When was Siri ever useful? I have yet to encounter a voice "assistant" that can do more than search Google and set timers reliably, and Siri itself can't even do those very well.
I use it around 50 - 100 times per day. Mostly playing music, sending messages, controlling lights in the home, weather, timers, and turning on/off/opening apps on the TV
There are definite frustrations, mostly around playing music. Around 5% of the time, Siri will play the wrong album or artist because the artist name sounds like some other album name, or vice versa. I wish, here, that it used my Music playback history to figure out which one I meant
Doing what Siri is doing is not rocket science. It’s a simple intent based system where you give it patterns to understand intents and you trigger some API based on it.

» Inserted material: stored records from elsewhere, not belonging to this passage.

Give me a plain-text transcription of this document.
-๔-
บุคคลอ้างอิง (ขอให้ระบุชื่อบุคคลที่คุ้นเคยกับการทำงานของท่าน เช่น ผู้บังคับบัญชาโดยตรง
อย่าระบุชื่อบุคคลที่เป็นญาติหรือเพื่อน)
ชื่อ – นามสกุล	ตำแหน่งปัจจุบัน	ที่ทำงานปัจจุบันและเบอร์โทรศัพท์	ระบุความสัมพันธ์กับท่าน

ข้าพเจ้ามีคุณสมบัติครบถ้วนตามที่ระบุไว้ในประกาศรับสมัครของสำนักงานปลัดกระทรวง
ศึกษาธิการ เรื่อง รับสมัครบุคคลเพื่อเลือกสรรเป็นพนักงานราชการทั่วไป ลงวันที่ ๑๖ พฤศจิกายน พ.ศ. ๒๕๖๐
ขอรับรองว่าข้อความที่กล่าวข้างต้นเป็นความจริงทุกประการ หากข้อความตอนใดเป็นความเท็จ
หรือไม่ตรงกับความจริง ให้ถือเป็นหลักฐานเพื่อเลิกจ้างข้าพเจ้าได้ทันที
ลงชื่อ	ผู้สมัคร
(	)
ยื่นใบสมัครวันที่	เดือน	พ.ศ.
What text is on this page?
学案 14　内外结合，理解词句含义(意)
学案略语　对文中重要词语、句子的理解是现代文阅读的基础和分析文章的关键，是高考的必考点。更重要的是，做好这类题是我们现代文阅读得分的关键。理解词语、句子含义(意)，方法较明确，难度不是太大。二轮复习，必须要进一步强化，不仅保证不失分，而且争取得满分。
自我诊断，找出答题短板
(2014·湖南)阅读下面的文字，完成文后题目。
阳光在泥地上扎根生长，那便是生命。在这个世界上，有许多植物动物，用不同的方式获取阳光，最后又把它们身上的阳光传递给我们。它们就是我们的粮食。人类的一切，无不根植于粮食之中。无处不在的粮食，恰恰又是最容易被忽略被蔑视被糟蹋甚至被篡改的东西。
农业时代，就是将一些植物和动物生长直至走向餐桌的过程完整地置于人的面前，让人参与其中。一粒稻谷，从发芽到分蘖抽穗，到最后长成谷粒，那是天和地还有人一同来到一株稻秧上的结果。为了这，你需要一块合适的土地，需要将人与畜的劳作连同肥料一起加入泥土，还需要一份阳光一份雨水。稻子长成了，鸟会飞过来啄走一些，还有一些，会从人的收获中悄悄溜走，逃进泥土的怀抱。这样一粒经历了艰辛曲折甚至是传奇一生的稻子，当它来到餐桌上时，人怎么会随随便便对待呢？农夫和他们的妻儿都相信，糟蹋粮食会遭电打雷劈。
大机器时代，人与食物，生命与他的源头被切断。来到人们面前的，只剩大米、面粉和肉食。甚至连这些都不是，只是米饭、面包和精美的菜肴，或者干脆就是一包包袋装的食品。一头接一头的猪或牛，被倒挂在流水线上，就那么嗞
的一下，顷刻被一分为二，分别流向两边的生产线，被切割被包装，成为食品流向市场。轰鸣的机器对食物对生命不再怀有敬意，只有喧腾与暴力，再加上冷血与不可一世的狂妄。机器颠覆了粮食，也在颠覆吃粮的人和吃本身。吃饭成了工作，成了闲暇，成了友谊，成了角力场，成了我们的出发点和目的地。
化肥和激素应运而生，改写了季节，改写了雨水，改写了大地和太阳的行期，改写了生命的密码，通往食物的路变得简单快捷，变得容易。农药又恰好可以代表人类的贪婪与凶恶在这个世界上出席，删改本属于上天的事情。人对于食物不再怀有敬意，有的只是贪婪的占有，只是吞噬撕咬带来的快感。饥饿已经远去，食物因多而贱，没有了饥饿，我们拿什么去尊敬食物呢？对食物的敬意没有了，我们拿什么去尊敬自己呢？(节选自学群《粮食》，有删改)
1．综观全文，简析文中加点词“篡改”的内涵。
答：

Once you have the intents parsing, it should be just a matter of throwing man power at it and giving it better intents.
Yes, I have experience with building on top of such a system.
But the group managing Siri has probably been gutted in the past 10 years, and while the core is always simple the integrations and the QA testing to make sure it all keeps working is probably brittle and time consuming, and the core code is likely highly-patched spaghetti at this point.
It would be easy to write Siri again and make it a hundred times better, if you could start all over and only write the core features, and not have to validate against the whole product/feature matrix.
The problem with the rewrite of course would be that you won't be able to deliver that minimal viable product any more and you will have 10 years worth of product requirements and user expectations that you MUST hit for the 1.0 release (which must be a 1.0 and not an 0.1).
I've worked on lots of "simple" and "not rocket science" systems that were 10-years old, and it is always incredibly difficult due to the state of the code, the lack of resources, and the organizational inertia.
This is the sort of AI I want; a true personal assistant, not a bullshit generator.